Thank you! I first started drawing when I was a child in Madrid, copying cartoons I saw on TV. Made up, fictional characters. But it wasn't until high school that I decided to formally study art. However, after college I became a teacher at a primary school and quit drawing for many, many years until I moved to Milan.
What's the first thing that comes to mind when I ask you what your childhood was like?
Unfortunately I don't have many memories of my childhood, I'm not sure why! But one memory, a repeated memory, that always comes back to me is lying on the living room floor drawing while my mom and her best friend drank their coffee after lunch. They've been doing this every day for almost forty years.
You're from Madrid, but now you live in Milan. How did that happen?
Amazing. Did you find your art changed when you moved from Madrid to Milan?
Actually, my art started over, in a sense. I used to paint on canvas with oils, but when I moved to Milan I started to draw with graphite pencils. Now I feel way more comfortable in this medium.
Can you speak to the impact music has had on your personal as well as creative life?
Oh! I could talk about this for days. In my personal life, music is everything, my real passion. My life revolves around music. I visit record stores more than museums or tourist destinations when I'm visiting cities. I spend 75% of my day reading about or listening to music.
You used to play in bands too. Do you miss playing shows and recording music?
Yes, I miss playing and recording, but I always did it for myself. I miss playing in bands with other people, and I liked to play live, but I always preferred rehearsing. Maybe one day I'll play again, who knows!
Do you still go to shows often?
Yes, of course, but less than in the past because I'm getting older haha! Plus after seeing the same band many times it's hard to recreate that feeling you get when you see a great band for the first time.
You've mentioned you'll sometimes use lyrics or song titles to come up with images. Can you elaborate on that?
I don't know how to explain this, but some lyrics, titles or sounds make me imagine an image, and then I draw those words or sounds.
You did an illustration for a book on David Bowie published shortly after his death.
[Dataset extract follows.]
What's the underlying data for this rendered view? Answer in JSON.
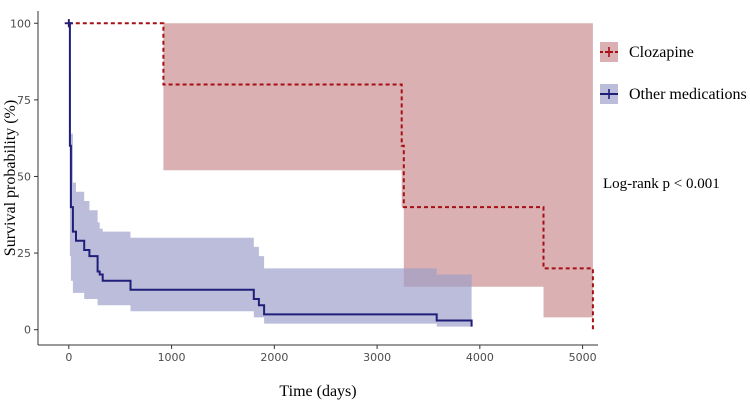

How did that come about? Would you like to do more visual work for or about musicians?
It was a big surprise for me! The company that published the book never uses illustrations, only photos. I'd done the illustration three years before David Bowie passed away, they found it and asked to include it in the book. I've done some work on album covers and I'd like to get into this world more and more. For me it would be a dream come true.
When you begin working on a new piece do you start from a conceptual angle usually? Or is your objective mainly visual?
It's a mix between both. I used to start with a mental image, and then once I actually started to draw I would use a real image as a reference. But not the entire image, sometimes just an expression or a small part of it. Often it's a collage of images. But yes, for me the goal is mainly visual.
Do you find you work quickly or slowly?
It's becoming a slow process. I used to work very quickly in the past, mostly because I'm an impatient person and I wanted to see my ideas finished instantly. But I realize now that it's better to take my time, especially if I don't have a deadline. I take more time than ever now but still convince myself that I'm working quickly!
What are some of your favorite restaurants in Milan?
OH! I really love pizza, but who doesn't? There are loads of great restaurants in Milan, and many international restaurants too! I like to eat things that I can't cook at home, so I often go to these kinds of places.
Have you found yourself embracing Italian art since you've been living in Italy? Do you like any particular periods of Italian art history?
When I was studying art in Spain I fell in love with the Renaissance for so many reasons. The importance of the human body, the rendering of the past, the scientific and artistic advances, the balance with nature, and things like this.
Since I've been in Milan, so near to Florence, I can see so many Renaissance works in person! Florence is one of my favorite cities in Italy, not just for the arts, but also because they have one of the best record stores in the world, it's called Rock Bottom.